In another large bowl add the oil, eggs, sour cream and buttermilk. Mix until smooth and well combined. Alternate mixing the dry ingredients into the wet with the hot coffee (dry, coffee dry, coffee dry) until smooth and well combined.
Evenly pour the chocolate cake batter into each of the prepared cake pans. Bake the chocolate cakes for about 35 - 40 minutes. Cool the cakes in the pan for 15 minutes then carefully remove the cakes from the pan to cool completely.
Make the chocolate buttercream frosting. Beat the butter on medium speed until smooth and creamy. Mix in the cocoa powder, powdered sugar, vanilla extract, 3 tablespons (45 ml) milk and salt on low until mostly combined.

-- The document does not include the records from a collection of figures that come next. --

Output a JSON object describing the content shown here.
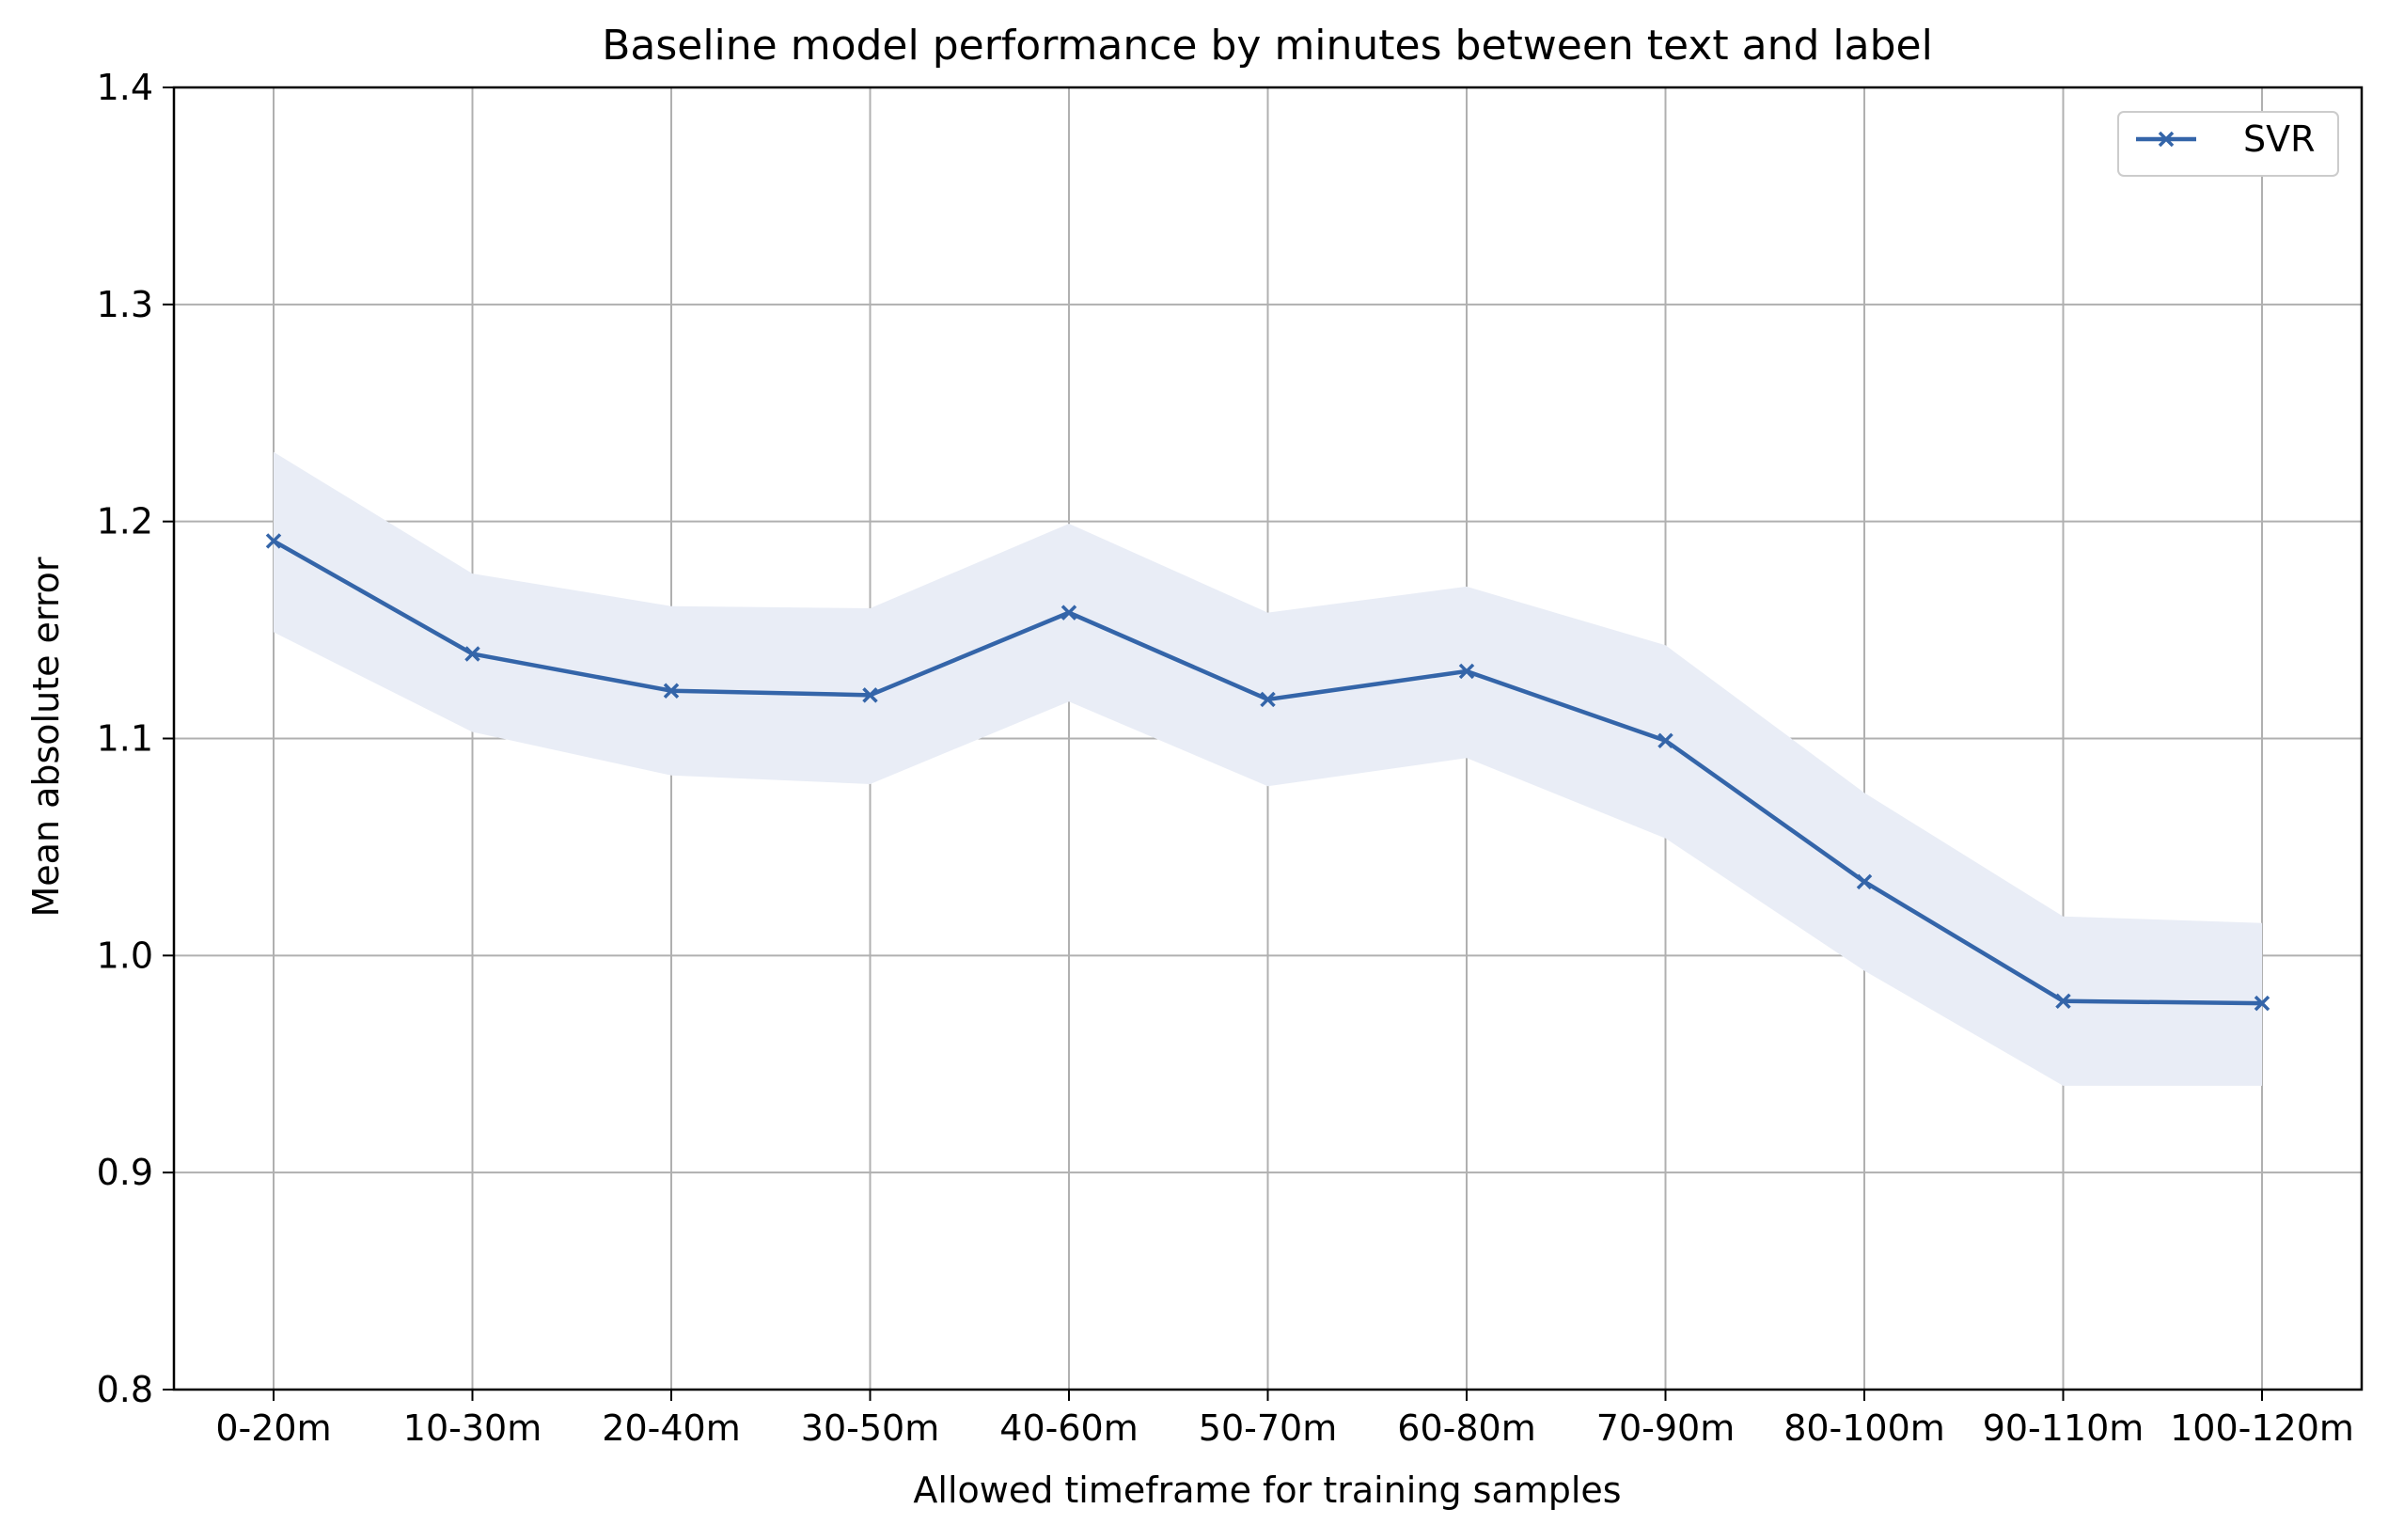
{
  "chart_data": {
    "type": "line",
    "title": "Baseline model performance by minutes between text and label",
    "xlabel": "Allowed timeframe for training samples",
    "ylabel": "Mean absolute error",
    "categories": [
      "0-20m",
      "10-30m",
      "20-40m",
      "30-50m",
      "40-60m",
      "50-70m",
      "60-80m",
      "70-90m",
      "80-100m",
      "90-110m",
      "100-120m"
    ],
    "ylim": [
      0.8,
      1.4
    ],
    "yticks": [
      "0.8",
      "0.9",
      "1.0",
      "1.1",
      "1.2",
      "1.3",
      "1.4"
    ],
    "grid": true,
    "legend_position": "top-right",
    "series": [
      {
        "name": "SVR",
        "marker": "x",
        "color": "#3465a9",
        "band_color": "#e9edf6",
        "values": [
          1.191,
          1.139,
          1.122,
          1.12,
          1.158,
          1.118,
          1.131,
          1.099,
          1.034,
          0.979,
          0.978
        ],
        "upper": [
          1.232,
          1.176,
          1.161,
          1.16,
          1.199,
          1.158,
          1.17,
          1.143,
          1.075,
          1.018,
          1.015
        ],
        "lower": [
          1.149,
          1.103,
          1.083,
          1.079,
          1.117,
          1.078,
          1.091,
          1.054,
          0.993,
          0.94,
          0.94
        ]
      }
    ]
  }
}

Smear a small amount of frosting onto the serving plate or cake stand. Place the first chocolate cake layer on top. Apply a layer of frosting to the first layer of cake. Repeat with the next two layers of chocolate cake. Place the cake in the fridge to set for about 20 - 30 minutes. Apply the rest of the frosting to the cake and return to the fridge for another 20 minutes.
Make the ganache. Pour the warm ganache over the cold and frosted chocolate cake, gently allowing the ganache to pour over the sides into a drip or to smooth into another layer of chocolate icing. Top with chocolate chips, slice and serve.